Biological processes depend on complex interactions between many genes and gene products. To understand the role of a single gene or gene product in this network, many different types of information will be needed (gene and mRNA sequences, expression patterns at the RNA and protein level, protein–protein interactions, protein structure, phenotype information and so on). Understanding of the entire process, or even characterizing biological states in the characterization of disease processes, will therefore require much of this information for most or all of the genes of the organisms. Array techniques are inherently highly parallel, and can be easily miniaturized, and therefore offer in many cases the most appropriate technical solution to achieve the data rates required for these applications. We have therefore developed and used array-based analysis techniques for close to 15 years. A number of current developments to enable high-throughput and highly parallel hybridization or protein-based analysis will be described.

We are using a non-redundant clone set consisting of 36,000 clones based on the clustering of 700,000 EST sequences from the IMAGE consortium. This library (p950) has been established and rearrayed in collaboration with the divisions of Annemarie Poustka and Martin Vingron at the German Cancer Research Center (DKFZ) in Heidelberg. The library is maintained in the Resource Center of the German Genome project, which is distributing high-density filters and clones. Clones are PCR amplified and bound covalently to glass. Typically 19,200 gene fragments are immobilized as duplicates on each slide. Analyses are being carried out by hybridizing of labelled human tissue RNAs to an array of the selected 36,000 human gene fragments. Images from healthy and disease tissues are compared and analysed for spot recognition and spot quantification with an image analysis package developed in-house.

To extend the highly parallel analysis made possible by array techniques to protein analysis, cDNA libraries are now routinely cloned into expression vectors, permitting direct expression of the corresponding proteins. HIS-tagged and expressed proteins were immobilized as lysates or as purified proteins as arrays on membranes or glass, where they allow to study protein–protein and protein–DNA interactions.

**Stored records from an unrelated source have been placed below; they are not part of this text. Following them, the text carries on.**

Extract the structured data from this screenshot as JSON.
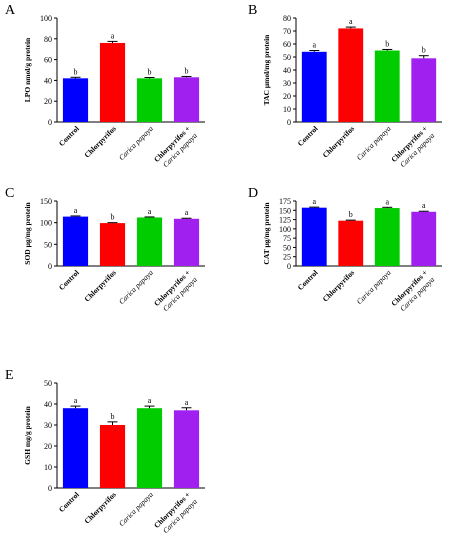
{
  "chart_data": [
    {
      "type": "bar",
      "panel": "A",
      "ylabel": "LPO nmol/g protein",
      "ylim": [
        0,
        100
      ],
      "yticks": [
        0,
        20,
        40,
        60,
        80,
        100
      ],
      "categories": [
        "Control",
        "Chlorpyrifos",
        "Carica papaya",
        "Chlorpyrifos + Carica papaya"
      ],
      "values": [
        42,
        76,
        42,
        43
      ],
      "errors": [
        1.0,
        1.5,
        0.8,
        0.8
      ],
      "significance": [
        "b",
        "a",
        "b",
        "b"
      ],
      "colors": [
        "#0000ff",
        "#ff0000",
        "#00cc00",
        "#a020f0"
      ]
    },
    {
      "type": "bar",
      "panel": "B",
      "ylabel": "TAC μmol/mg protein",
      "ylim": [
        0,
        80
      ],
      "yticks": [
        0,
        10,
        20,
        30,
        40,
        50,
        60,
        70,
        80
      ],
      "categories": [
        "Control",
        "Chlorpyrifos",
        "Carica papaya",
        "Chlorpyrifos + Carica papaya"
      ],
      "values": [
        54,
        72,
        55,
        49
      ],
      "errors": [
        1.0,
        1.0,
        0.8,
        2.0
      ],
      "significance": [
        "a",
        "a",
        "b",
        "b"
      ],
      "colors": [
        "#0000ff",
        "#ff0000",
        "#00cc00",
        "#a020f0"
      ]
    },
    {
      "type": "bar",
      "panel": "C",
      "ylabel": "SOD μg/mg protein",
      "ylim": [
        0,
        150
      ],
      "yticks": [
        0,
        50,
        100,
        150
      ],
      "categories": [
        "Control",
        "Chlorpyrifos",
        "Carica papaya",
        "Chlorpyrifos + Carica papaya"
      ],
      "values": [
        114,
        99,
        112,
        109
      ],
      "errors": [
        1.5,
        1.0,
        1.2,
        1.2
      ],
      "significance": [
        "a",
        "b",
        "a",
        "a"
      ],
      "colors": [
        "#0000ff",
        "#ff0000",
        "#00cc00",
        "#a020f0"
      ]
    },
    {
      "type": "bar",
      "panel": "D",
      "ylabel": "CAT μg/mg protein",
      "ylim": [
        0,
        175
      ],
      "yticks": [
        0,
        25,
        50,
        75,
        100,
        125,
        150,
        175
      ],
      "categories": [
        "Control",
        "Chlorpyrifos",
        "Carica papaya",
        "Chlorpyrifos + Carica papaya"
      ],
      "values": [
        157,
        122,
        156,
        146
      ],
      "errors": [
        1.5,
        1.5,
        2.0,
        1.5
      ],
      "significance": [
        "a",
        "b",
        "a",
        "a"
      ],
      "colors": [
        "#0000ff",
        "#ff0000",
        "#00cc00",
        "#a020f0"
      ]
    },
    {
      "type": "bar",
      "panel": "E",
      "ylabel": "GSH mg/g protein",
      "ylim": [
        0,
        50
      ],
      "yticks": [
        0,
        10,
        20,
        30,
        40,
        50
      ],
      "categories": [
        "Control",
        "Chlorpyrifos",
        "Carica papaya",
        "Chlorpyrifos + Carica papaya"
      ],
      "values": [
        38,
        30,
        38,
        37
      ],
      "errors": [
        1.0,
        1.5,
        1.0,
        1.2
      ],
      "significance": [
        "a",
        "b",
        "a",
        "a"
      ],
      "colors": [
        "#0000ff",
        "#ff0000",
        "#00cc00",
        "#a020f0"
      ]
    }
  ]
}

To allow a further miniaturization of the DNA or protein arrays, we have adopted a highly parallel piezoelectronic drop-on-demand technology. We have implemented a multihead piezo-jet microarraying system, able to aspirate biological samples out of microtitreplates. A linear 16-way and a 4×4 nozzle multihead permit the construction of large microarrays on a variety of surfaces.

Because the spot density obtained by these systems is more than 4,000 clones per cm2, we have developed higher-resolution detection systems based on a laser scanning principle. The detection system scans areas of 22×22 cm with 20-µm resolution for two colours at a sensitivity of less than 1 attomole fluorescent dye per spot. The system is used for RNA expression and SNP analysis.